How to Get to Your Healthy Weight

04 December 2008

What's a Healthy Weight?
Although nutrition experts still debate the precise limits of what constitutes a healthy weight, there's a good working definition based on the ratio of weight to height. This ratio, called the body mass index (or BMI for short), takes into account the fact that taller people have more tissue than shorter people, and so tend to weigh more.

Dozens of studies that have included more than a million adults have shown that a body mass index above 25 increases the chances of dying early, mainly from heart disease or cancer, and that a body mass index above 30 dramatically increases the chances. Based on this consistent evidence, a healthy weight is one that equates with a body mass index less than 25. By convention, overweight is defined as a body mass index of 25 to 29.9, and obesity is defined as a body mass index of 30 or higher.
Nothing magical happens when you cross from 24.9 to 25 or from 29.9 to 30. These are just convenient reference points. Instead, the chances of developing a weight-related health problems increases across the range of weights.
Muscle and bone are more dense than fat, so an athlete or muscular person may have a high body mass index, but not be fat. It's this very thing that makes weight gain during adulthood such an important determinant of weight-related health—few adults add muscle and bone after their early twenties, so nearly all that added weight is fat.

Calculate your BMI
Here's how to determine your body mass index: Divide your weight in pounds by your height in inches. Divide the answer by your height in inches. Multiply the answer by 703. For an easier way, the National Heart, Lung and Blood Institute offers an online BMI calculator or simple BMI tables.

Waist Size Matters, Too
Some research suggests that not all fat is created equal. Fat that accumulates around the waist and chest (what's called abdominal adiposity) may be more dangerous for long-term health than fat that accumulates around the hips and thighs.Some studies suggest that abdominal fat plays a role in the development of insulin resistance and inflammation, an overactivity of the immune system that has been implicated in heart disease, diabetes, and even some cancers. It's also possible, of course, that abdominal fat isn't worse than fat around the hips or thighs, but instead is a signal of overall body-fat accumulation that weight alone just doesn't capture.
In people who are not overweight, waist size may be an even more telling warning sign of increased health risks than BMI. The Nurses' Health Study, for example, looked at the relationship between waist size and death from heart disease, cancer, or any cause in middle-aged women. At the start of the study, all 44,000 study volunteers were healthy, and all of them measured their waist size and hip size. After 16 years, women who had reported the highest waist sizes—35 inches or higher—had nearly double the risk of dying from heart disease, compared to women who had reported the lowest waist sizes (less than 28 inches).

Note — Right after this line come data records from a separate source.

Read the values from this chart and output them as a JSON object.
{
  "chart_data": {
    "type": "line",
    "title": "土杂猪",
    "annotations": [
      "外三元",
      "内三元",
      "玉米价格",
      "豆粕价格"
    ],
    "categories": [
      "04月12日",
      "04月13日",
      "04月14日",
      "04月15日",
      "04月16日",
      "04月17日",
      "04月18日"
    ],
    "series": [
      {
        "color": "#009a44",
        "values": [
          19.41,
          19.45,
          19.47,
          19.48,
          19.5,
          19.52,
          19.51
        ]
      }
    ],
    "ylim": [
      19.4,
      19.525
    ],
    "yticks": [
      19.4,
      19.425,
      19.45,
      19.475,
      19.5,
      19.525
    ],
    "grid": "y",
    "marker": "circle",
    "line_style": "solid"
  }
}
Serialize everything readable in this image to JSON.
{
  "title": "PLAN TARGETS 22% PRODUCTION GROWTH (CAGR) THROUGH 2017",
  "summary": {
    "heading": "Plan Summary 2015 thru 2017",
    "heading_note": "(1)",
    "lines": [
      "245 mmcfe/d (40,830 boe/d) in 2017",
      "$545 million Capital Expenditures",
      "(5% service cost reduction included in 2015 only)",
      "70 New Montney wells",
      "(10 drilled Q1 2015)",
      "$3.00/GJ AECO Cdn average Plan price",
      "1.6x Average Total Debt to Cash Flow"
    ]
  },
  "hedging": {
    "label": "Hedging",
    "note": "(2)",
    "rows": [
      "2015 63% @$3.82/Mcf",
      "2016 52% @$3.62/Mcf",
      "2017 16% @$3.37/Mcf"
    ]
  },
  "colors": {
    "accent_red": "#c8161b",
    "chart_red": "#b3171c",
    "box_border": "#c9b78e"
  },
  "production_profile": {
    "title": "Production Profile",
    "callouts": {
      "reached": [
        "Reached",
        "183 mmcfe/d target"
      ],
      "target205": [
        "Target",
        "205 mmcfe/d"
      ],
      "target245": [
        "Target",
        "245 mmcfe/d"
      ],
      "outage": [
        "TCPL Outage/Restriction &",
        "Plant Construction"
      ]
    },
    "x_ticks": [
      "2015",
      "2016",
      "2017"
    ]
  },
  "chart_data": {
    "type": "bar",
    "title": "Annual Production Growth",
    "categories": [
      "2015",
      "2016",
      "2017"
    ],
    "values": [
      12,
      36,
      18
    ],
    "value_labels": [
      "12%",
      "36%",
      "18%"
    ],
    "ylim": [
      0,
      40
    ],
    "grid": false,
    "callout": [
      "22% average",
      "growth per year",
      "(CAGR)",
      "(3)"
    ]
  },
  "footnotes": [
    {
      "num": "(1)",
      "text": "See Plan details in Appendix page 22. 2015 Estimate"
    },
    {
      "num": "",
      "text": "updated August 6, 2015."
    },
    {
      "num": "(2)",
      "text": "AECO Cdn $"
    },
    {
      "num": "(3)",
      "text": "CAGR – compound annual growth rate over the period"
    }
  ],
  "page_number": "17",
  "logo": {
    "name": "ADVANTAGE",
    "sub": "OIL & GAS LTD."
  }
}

Women in the group with the largest waists had a similarly high risk of death from cancer or any cause, compared with women with the smallest waists. The risks increased steadily with every added inch around the waist. And even women at a "normal weight"—BMI less than 25—were at a higher risk, if they were carrying more of that weight around their waist: Normal-weight women with a waist of 35 inches or higher had three times the risk of death from heart disease, compared to normal-weight women whose waists were smaller than 35 inches. The Shanghai Women's Health study found a similar relationship between abdominal fatness and risk of death from any cause in normal-weight women.
Measuring your waist is easy, if you know exactly where your waist really is.
Wrap a flexible measuring tape around your midsection where the sides of your waist are the narrowest. This is usually even with your navel. Make sure you keep the tape parallel to the floor.
An expert panel convened by the National Institutes of Health concluded that a waist larger than 40 inches for men and 35 inches for women increases the chances of developing heart disease, cancer, or other chronic diseases. Although these are a bit generous, they are useful benchmarks.
Waist size is a simple, useful measurement because abdominal muscle can be replaced by fat with age, even though weight may remain the same. So increasing waist size can serve as a warning that you ought to take a look at how much you are eating and exercising.